Benign Prostatic Hyperplasia (BPH)
What is benign prostatic hyperplasia (BPH)?
BPH (also referred to as benign prostatic hypertrophy) is a condition in which the prostate gland becomes very enlarged and may cause problems associated with urination. BPH can raise PSA (prostate-specific antigen) levels two to three times higher than the normal level. An increased PSA level does not indicate cancer, but the higher the PSA level, the higher the chance of having cancer.
Some of the signs of BPH and prostate cancer are the same; however, having BPH does not seem to increase the chances of developing prostate cancer. A man who has BPH may also have undetected prostate cancer at the same time or may develop prostate cancer in the future. Therefore, the National Cancer Institute and the American Cancer Society recommend that all men over 50 consult their physicians about having a digital rectal and PSA examination once a year to screen for prostate cancer.
What are symptoms of BPH?
The following are the most common symptoms of benign prostatic hyperplasia. However, each individual may experience symptoms differently. Symptoms may include:
* leaking or dribbling of urine
* more frequent urination, especially at night
* urgency to urinate
* urine retention - inability to urinate.

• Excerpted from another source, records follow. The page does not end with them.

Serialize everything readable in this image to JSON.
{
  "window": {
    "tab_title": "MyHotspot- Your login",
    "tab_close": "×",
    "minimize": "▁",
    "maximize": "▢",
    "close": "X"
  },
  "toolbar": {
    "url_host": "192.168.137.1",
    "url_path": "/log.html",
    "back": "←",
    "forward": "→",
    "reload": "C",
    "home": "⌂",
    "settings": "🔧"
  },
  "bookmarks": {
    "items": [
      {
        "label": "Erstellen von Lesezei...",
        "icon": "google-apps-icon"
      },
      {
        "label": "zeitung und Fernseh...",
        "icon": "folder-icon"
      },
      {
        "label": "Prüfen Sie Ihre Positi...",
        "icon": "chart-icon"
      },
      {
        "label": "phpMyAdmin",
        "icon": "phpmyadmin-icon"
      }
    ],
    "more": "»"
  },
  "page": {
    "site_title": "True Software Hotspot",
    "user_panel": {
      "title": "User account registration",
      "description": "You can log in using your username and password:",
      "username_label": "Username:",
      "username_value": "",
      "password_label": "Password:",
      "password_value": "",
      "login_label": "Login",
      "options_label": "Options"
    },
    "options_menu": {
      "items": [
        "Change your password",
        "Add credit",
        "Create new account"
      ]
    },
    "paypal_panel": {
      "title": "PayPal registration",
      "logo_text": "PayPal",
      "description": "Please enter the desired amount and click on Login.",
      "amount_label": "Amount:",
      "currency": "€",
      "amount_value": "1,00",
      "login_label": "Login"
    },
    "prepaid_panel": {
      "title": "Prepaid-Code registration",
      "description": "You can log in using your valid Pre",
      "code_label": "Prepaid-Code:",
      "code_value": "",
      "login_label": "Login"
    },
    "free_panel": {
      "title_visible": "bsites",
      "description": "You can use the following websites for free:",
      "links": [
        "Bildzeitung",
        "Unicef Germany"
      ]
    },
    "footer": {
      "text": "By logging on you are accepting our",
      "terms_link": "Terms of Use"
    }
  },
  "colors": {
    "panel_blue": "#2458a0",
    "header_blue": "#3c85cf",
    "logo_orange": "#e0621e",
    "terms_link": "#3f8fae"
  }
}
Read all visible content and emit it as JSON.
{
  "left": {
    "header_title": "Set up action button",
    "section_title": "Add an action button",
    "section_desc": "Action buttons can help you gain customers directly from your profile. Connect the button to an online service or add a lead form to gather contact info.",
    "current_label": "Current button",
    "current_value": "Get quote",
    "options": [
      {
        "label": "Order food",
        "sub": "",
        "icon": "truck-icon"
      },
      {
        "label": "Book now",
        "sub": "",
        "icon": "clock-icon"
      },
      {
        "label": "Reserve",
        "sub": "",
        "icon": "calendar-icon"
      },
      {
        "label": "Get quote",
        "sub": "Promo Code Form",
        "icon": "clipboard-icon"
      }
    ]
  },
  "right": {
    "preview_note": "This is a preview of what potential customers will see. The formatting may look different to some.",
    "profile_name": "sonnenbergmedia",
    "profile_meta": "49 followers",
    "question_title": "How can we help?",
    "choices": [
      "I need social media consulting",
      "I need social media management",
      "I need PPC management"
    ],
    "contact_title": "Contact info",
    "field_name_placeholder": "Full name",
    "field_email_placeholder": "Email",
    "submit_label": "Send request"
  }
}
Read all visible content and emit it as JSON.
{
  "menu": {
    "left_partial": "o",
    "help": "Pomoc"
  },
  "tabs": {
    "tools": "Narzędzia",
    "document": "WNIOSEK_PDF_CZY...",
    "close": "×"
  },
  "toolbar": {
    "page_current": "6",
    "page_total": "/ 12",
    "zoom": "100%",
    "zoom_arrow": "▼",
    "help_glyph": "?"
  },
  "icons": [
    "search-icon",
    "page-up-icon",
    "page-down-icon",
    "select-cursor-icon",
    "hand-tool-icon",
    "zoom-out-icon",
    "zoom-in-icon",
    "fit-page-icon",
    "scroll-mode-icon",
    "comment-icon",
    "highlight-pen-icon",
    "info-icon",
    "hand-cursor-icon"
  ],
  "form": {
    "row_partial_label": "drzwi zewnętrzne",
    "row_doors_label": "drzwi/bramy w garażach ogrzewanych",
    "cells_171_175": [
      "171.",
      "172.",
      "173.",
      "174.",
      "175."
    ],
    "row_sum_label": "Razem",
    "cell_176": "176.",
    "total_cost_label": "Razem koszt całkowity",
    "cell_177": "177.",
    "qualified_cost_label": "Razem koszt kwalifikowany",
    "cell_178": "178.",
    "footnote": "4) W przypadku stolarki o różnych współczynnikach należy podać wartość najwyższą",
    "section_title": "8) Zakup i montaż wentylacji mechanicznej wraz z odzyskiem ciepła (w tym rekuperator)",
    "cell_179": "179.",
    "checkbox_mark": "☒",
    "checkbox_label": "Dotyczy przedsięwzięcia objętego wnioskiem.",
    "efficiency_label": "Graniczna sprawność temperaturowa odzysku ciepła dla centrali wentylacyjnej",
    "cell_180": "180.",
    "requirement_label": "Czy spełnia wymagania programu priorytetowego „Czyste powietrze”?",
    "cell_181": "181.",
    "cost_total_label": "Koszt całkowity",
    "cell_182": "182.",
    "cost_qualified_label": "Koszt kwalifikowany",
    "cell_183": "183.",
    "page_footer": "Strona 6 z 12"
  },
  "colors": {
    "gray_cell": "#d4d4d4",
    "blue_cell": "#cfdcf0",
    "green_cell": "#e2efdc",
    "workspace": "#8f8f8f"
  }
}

* a hesitant, interrupted, weak stream of urine
The symptoms of benign prostatic hyperplasia may resemble other conditions or medical problems. Always consult your physician for a diagnosis.
Treatment for BPH:
Specific treatment for BPH will be determined by your physician based on:
* your age, overall health, and medical history
* extent of the disease
* your tolerance for specific medications, procedures, or therapies
* expectations for the course of the diseas
* your opinion or preference
Eventually, BPH symptoms usually require some kind of treatment. When the gland is just mildly enlarged, treatment may not be needed, since research has shown that some of the symptoms of BPH clear up without treatment in some mild cases. This determination can only be made by your physician after careful evaluation of your individual condition. Regular checkups are important, however, to watch for developing problems.